Peu à peu, la jeune fille revint à elle et sa physionomie s'illumina soudain d'espoir et de joie: elle se souvint que les sauvages n'employaient pas les chiffres européens.

—Il est probable que des Européens ont vécu ici, fit-elle presque en criant. Et elle s'élança rapidement sur l'escalier.

Il n'y avait âme qui vive dans la caverne. La première chose qui frappa sa vue fut une table faite avec des pierres superposées et un siège pareil. Les parois inégales avaient évidemment été quelque peu nivelées par la main de l'homme. Sur la table se trouvaient une ancienne longue-vue et une flûte d'une forme particulière. Hélène prit ces objets dans sa main et après les avoir examinés, les remit à la même place. Elle désirait communiquer au plus vite à son père cette découverte importante et le consulter sur ce qu'il y avait à faire. Ayant jeté encore un coup d'œil attentif sur la caverne, elle sortit et, longeant de nouveau la rive gauche du ruisseau, se dirigea vers le berceau de verdure formé par le figuier. Maintenant elle était complètement convaincue que ce berceau avait été façonné par une main d'homme, quoique, depuis lors, il se fût écoulé évidemment beaucoup d'années.

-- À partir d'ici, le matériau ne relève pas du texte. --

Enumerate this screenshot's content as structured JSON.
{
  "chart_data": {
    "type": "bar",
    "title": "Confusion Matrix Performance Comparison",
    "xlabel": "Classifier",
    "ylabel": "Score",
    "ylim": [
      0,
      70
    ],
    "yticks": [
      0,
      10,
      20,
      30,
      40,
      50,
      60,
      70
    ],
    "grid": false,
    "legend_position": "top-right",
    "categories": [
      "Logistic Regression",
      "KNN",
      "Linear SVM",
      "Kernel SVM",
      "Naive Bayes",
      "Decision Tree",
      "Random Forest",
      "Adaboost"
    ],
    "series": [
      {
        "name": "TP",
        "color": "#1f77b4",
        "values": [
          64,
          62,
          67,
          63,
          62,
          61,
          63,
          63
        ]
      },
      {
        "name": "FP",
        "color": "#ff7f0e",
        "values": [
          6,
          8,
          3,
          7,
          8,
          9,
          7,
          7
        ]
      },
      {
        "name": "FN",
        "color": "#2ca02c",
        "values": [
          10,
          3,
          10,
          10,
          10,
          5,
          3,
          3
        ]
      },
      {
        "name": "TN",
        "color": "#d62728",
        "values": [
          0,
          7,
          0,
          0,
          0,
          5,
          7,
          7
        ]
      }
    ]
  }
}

Familiarisée avec l'idée qu'elle se trouvait dans un endroit habité autrefois par des êtres humains, Hélène en aperçut bientôt d'autres vestiges. Dans le tronc du figuier s'ouvrait une cavité, selon toute apparence pratiquée au moyen d'une hache, et que le temps avait presque complètement recouverte d'écorce.

Il n'y avait âme qui vive dans la caverne.

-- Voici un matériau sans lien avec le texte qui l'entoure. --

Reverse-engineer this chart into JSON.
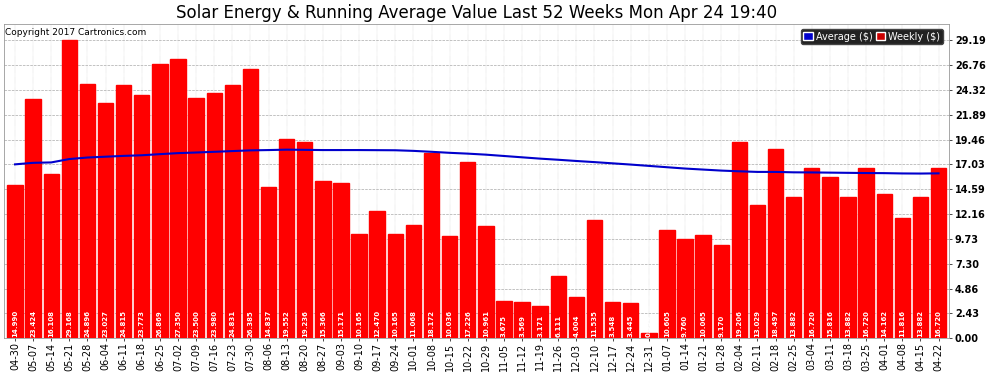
{
  "title": "Solar Energy & Running Average Value Last 52 Weeks Mon Apr 24 19:40",
  "copyright": "Copyright 2017 Cartronics.com",
  "categories": [
    "04-30",
    "05-07",
    "05-14",
    "05-21",
    "05-28",
    "06-04",
    "06-11",
    "06-18",
    "06-25",
    "07-02",
    "07-09",
    "07-16",
    "07-23",
    "07-30",
    "08-06",
    "08-13",
    "08-20",
    "08-27",
    "09-03",
    "09-10",
    "09-17",
    "09-24",
    "10-01",
    "10-08",
    "10-15",
    "10-22",
    "10-29",
    "11-05",
    "11-12",
    "11-19",
    "11-26",
    "12-03",
    "12-10",
    "12-17",
    "12-24",
    "12-31",
    "01-07",
    "01-14",
    "01-21",
    "01-28",
    "02-04",
    "02-11",
    "02-18",
    "02-25",
    "03-04",
    "03-11",
    "03-18",
    "03-25",
    "04-01",
    "04-08",
    "04-15",
    "04-22"
  ],
  "weekly_values": [
    14.99,
    23.424,
    16.108,
    29.168,
    24.896,
    23.027,
    24.815,
    23.773,
    26.869,
    27.35,
    23.5,
    23.98,
    24.831,
    26.385,
    14.837,
    19.552,
    19.236,
    15.366,
    15.171,
    10.165,
    12.47,
    10.165,
    11.068,
    18.172,
    10.036,
    17.226,
    10.961,
    3.675,
    3.569,
    3.171,
    6.111,
    4.004,
    11.535,
    3.548,
    3.445,
    0.554,
    10.605,
    9.76,
    10.065,
    9.17,
    19.206,
    13.029,
    18.497,
    13.882,
    16.72,
    15.816,
    13.882,
    16.72,
    14.162,
    11.816,
    13.882,
    16.72
  ],
  "running_avg": [
    17.03,
    17.18,
    17.22,
    17.55,
    17.7,
    17.78,
    17.86,
    17.92,
    18.03,
    18.13,
    18.19,
    18.26,
    18.33,
    18.4,
    18.43,
    18.47,
    18.45,
    18.43,
    18.43,
    18.43,
    18.42,
    18.41,
    18.35,
    18.26,
    18.16,
    18.08,
    17.98,
    17.85,
    17.72,
    17.59,
    17.48,
    17.36,
    17.25,
    17.13,
    17.01,
    16.88,
    16.75,
    16.62,
    16.52,
    16.42,
    16.35,
    16.29,
    16.29,
    16.25,
    16.24,
    16.22,
    16.2,
    16.18,
    16.17,
    16.14,
    16.13,
    16.15
  ],
  "bar_color": "#ff0000",
  "line_color": "#0000cc",
  "bg_color": "#ffffff",
  "plot_bg": "#ffffff",
  "grid_color": "#aaaaaa",
  "yticks": [
    0.0,
    2.43,
    4.86,
    7.3,
    9.73,
    12.16,
    14.59,
    17.03,
    19.46,
    21.89,
    24.32,
    26.76,
    29.19
  ],
  "legend_avg_bg": "#0000cc",
  "legend_weekly_bg": "#cc0000",
  "title_fontsize": 12,
  "tick_fontsize": 7,
  "bar_value_fontsize": 5,
  "copyright_fontsize": 6.5
}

Quand, au retour, Hélène s'approcha du rocher couvert de ceps de vigne, elle put tout de suite se convaincre que ceux-ci avaient été également plantés par un homme.

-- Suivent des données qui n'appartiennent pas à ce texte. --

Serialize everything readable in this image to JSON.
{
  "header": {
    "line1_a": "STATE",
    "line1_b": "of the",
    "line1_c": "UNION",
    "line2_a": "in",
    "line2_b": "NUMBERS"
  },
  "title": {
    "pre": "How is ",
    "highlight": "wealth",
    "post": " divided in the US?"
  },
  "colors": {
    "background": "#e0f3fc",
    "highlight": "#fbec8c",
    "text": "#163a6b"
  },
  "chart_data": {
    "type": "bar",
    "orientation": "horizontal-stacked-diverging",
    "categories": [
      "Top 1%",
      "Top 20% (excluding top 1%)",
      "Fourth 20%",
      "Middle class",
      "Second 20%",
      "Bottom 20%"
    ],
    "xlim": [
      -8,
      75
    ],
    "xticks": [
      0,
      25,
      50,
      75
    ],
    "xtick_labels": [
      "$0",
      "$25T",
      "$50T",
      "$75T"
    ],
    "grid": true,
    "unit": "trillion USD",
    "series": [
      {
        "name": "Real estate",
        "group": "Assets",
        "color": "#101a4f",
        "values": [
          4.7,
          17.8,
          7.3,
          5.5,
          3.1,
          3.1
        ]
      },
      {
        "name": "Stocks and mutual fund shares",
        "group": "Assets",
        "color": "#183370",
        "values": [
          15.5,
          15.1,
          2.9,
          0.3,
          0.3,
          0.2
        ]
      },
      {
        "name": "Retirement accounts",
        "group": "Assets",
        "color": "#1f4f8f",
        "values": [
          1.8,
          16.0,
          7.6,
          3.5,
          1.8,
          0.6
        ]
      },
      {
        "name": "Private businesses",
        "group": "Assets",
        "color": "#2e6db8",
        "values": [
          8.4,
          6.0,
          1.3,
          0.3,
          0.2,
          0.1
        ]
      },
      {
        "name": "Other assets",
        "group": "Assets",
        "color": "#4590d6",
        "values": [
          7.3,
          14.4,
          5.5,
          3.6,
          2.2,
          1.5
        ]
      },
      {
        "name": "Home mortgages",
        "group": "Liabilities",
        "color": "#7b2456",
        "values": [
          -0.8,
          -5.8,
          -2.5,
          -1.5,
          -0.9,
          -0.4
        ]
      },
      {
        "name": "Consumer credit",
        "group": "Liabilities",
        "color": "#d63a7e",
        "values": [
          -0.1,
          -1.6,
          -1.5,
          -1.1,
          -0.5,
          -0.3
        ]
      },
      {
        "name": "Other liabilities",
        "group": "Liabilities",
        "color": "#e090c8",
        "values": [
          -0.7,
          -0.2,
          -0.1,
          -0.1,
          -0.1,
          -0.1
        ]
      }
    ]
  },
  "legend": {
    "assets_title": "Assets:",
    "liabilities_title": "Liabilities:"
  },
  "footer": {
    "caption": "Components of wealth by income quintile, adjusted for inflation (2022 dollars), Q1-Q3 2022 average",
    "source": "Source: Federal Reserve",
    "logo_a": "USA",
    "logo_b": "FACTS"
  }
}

Après avoir cueilli quelques belles grappes de raisin, elle se remit en route et aperçut bientôt, sur le sommet de la montagne, son père qui, assis à l'ombre de l'arbre sacré, prêtait l'oreille au moindre bruit. Hélène d'une voix joyeuse l'appela de loin et le vit se lever brusquement, au premier son de sa voix.

—J'espère, papa, que tu ne t'es pas inquiété de moi? fit-elle gaîment, en accourant vers lui toute essoufflée.